Österreichische und Landesärztekammern starten Kampagne am Ballhausplatz


Die vom Ministerrat beschlossenen Artikel-15a-Vereinbarungen sind die Grundlage für einen radikalen Umbau des gesamten österreichischen Gesundheitssystems. Die Politik streut den Bürgerinnen und Bürgern Sand in die Augen und verschweigt die negativen Folgen der geplanten Einsparungen und Umstrukturierungen. Nach dem Willen der Regierung soll das Parlament noch im Dezember ein Gesetz zur Umsetzung der Vereinbarungen beschließen. Die Österreichische Ärztekammer und alle neun Landesärztekammern wollen daher die Bevölkerung mit einer Informationskampagne wachrütteln: Wenn es um Gesundheit geht, ist weniger NICHT mehr.
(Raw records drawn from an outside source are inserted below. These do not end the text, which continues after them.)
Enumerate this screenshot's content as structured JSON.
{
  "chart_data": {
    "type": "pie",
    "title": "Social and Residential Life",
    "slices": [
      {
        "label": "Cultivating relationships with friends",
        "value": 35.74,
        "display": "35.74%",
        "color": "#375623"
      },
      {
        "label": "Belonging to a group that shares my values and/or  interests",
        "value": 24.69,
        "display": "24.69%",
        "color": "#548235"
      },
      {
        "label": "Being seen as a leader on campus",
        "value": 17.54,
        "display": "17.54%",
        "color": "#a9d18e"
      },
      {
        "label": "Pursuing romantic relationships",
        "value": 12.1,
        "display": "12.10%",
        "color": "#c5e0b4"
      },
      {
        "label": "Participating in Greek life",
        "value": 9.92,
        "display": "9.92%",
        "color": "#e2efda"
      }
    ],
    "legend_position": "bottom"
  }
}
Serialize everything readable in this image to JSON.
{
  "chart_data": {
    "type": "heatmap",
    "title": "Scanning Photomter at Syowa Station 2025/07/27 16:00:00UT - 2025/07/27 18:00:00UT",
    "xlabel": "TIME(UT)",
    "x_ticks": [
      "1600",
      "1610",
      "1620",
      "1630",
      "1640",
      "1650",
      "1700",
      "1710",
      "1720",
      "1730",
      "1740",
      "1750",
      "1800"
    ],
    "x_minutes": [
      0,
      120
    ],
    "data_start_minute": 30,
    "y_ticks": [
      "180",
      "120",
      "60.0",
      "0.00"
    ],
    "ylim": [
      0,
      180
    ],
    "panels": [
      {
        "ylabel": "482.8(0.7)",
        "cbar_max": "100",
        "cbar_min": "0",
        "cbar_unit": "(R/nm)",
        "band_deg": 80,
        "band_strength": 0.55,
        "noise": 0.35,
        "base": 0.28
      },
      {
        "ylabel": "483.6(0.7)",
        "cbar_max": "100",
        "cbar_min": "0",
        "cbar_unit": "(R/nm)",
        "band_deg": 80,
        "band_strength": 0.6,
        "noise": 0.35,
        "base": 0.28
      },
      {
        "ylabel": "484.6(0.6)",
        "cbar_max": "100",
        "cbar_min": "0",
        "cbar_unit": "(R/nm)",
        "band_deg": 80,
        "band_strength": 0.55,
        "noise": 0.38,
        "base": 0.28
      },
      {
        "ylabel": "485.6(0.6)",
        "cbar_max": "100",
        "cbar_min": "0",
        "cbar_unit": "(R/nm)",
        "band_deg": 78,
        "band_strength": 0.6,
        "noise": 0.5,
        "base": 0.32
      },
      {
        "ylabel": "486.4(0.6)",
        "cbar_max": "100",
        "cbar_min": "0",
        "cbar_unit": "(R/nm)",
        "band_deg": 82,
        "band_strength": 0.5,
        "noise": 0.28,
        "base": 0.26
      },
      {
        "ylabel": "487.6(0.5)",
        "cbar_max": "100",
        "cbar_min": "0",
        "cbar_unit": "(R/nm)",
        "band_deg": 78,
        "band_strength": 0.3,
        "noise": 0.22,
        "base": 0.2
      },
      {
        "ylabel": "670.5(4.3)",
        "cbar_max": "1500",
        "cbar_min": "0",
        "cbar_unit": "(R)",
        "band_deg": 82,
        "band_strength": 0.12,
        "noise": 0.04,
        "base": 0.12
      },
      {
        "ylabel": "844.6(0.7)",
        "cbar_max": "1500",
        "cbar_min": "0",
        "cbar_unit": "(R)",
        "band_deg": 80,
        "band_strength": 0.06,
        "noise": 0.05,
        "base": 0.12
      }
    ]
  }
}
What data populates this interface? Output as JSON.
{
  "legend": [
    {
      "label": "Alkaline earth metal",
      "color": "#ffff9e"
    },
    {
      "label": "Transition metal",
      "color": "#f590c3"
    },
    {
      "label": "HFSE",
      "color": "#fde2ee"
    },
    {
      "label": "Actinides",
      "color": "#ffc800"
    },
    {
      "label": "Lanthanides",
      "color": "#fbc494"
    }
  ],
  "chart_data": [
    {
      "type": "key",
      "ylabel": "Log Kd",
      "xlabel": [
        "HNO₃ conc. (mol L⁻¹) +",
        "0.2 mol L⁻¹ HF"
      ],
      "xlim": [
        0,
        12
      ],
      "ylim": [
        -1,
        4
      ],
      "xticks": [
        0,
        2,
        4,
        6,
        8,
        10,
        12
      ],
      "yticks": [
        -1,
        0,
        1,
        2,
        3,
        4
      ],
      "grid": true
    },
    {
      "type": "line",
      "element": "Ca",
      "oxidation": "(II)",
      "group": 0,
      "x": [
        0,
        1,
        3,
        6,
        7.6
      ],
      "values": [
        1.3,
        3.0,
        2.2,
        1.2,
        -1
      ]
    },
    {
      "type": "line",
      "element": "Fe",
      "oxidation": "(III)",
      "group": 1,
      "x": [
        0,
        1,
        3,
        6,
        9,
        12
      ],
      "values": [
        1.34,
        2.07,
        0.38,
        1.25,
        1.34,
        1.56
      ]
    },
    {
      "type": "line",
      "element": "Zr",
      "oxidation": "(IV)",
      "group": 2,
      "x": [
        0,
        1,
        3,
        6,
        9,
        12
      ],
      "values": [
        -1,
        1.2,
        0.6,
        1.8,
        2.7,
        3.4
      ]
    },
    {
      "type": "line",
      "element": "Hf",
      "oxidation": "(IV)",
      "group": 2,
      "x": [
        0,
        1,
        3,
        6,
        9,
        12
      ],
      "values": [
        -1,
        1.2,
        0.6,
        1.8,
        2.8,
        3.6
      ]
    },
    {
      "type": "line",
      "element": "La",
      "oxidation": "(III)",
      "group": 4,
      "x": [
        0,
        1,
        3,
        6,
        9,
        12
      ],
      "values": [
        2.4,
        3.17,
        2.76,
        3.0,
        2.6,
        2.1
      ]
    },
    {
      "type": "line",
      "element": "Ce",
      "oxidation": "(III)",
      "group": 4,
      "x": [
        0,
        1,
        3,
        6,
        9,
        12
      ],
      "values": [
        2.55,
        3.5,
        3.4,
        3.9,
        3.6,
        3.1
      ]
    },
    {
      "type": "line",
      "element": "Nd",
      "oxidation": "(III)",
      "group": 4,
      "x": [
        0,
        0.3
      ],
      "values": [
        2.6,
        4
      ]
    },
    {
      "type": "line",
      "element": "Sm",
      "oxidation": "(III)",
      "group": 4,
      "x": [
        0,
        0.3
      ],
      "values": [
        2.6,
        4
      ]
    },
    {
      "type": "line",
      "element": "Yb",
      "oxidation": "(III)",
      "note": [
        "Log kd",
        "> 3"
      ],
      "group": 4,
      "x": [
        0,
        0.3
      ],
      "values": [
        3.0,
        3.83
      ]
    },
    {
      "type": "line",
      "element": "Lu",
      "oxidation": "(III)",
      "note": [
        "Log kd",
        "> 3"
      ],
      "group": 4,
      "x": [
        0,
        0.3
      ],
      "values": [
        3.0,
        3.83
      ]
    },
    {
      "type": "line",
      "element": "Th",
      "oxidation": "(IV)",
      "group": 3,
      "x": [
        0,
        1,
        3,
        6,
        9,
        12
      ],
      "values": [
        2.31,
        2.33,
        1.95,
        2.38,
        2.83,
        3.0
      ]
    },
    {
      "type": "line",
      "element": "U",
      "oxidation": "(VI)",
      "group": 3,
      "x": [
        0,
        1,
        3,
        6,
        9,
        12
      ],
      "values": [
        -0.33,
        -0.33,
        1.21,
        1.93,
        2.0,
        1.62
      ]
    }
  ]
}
Die heutige Pressekonferenz am Wiener Ballhausplatz, an der die Spitzen der Österreichischen Ärztekammer (ÖÄK) und aller neun Landesärztekammern teilnehmen, ist der Start für eine breit angelegte österreichweite Informationskampagne. Zentrale Informationsplattform ist die Kampagnen-Website www.wenigeristNICHTmehr.at, wo auch FAQs zur Kritik der Ärztekammer an einer Umsetzung der Art.-15a-Vereinbarungen und erklärende Videos zu finden sind. Darüber hinaus setzt man auch auf soziale Medien: fb.com/wenigeristNICHTmehr

Wechselberger: „Einsparungen bringen keine Verbesserungen für Patienten“

Artur Wechselberger, Präsident der Österreichischen Ärztekammer (ÖÄK) und der Ärztekammer für Tirol: „Mit der in der Vorwoche vorgelegten Art.-15a-Vereinbarung wollen sich Länder und Krankenkassen eine Monopolstellung bei der Planung von Kassenstellen sichern. Es geht in erster Linie darum, Geld zu sparen, und das unter dem Deckmantel der vorgeblich verbesserten medizinischen Versorgung.“ Dass Einsparungen langfristig keine Verbesserung in der Versorgung der Patienten mit sich bringen können, liege eigentlich auf der Hand, werde aber geflissentlich unter den Teppich gekehrt. De facto liefen die Reformvorhaben auf einen radikalen Umbau des jetzigen Systems hinaus, auf massive Verschlechterungen für Ärzteschaft und Patienten gleichermaßen. „Die Österreichische Ärztekammer wird daher alles daransetzen, einerseits die Bevölkerung umfassend zu informieren. Andererseits werden wir dafür kämpfen, die Qualität unseres Gesundheitssystems zu erhalten, ja, zu verbessern“, so der ÖÄK-Präsident.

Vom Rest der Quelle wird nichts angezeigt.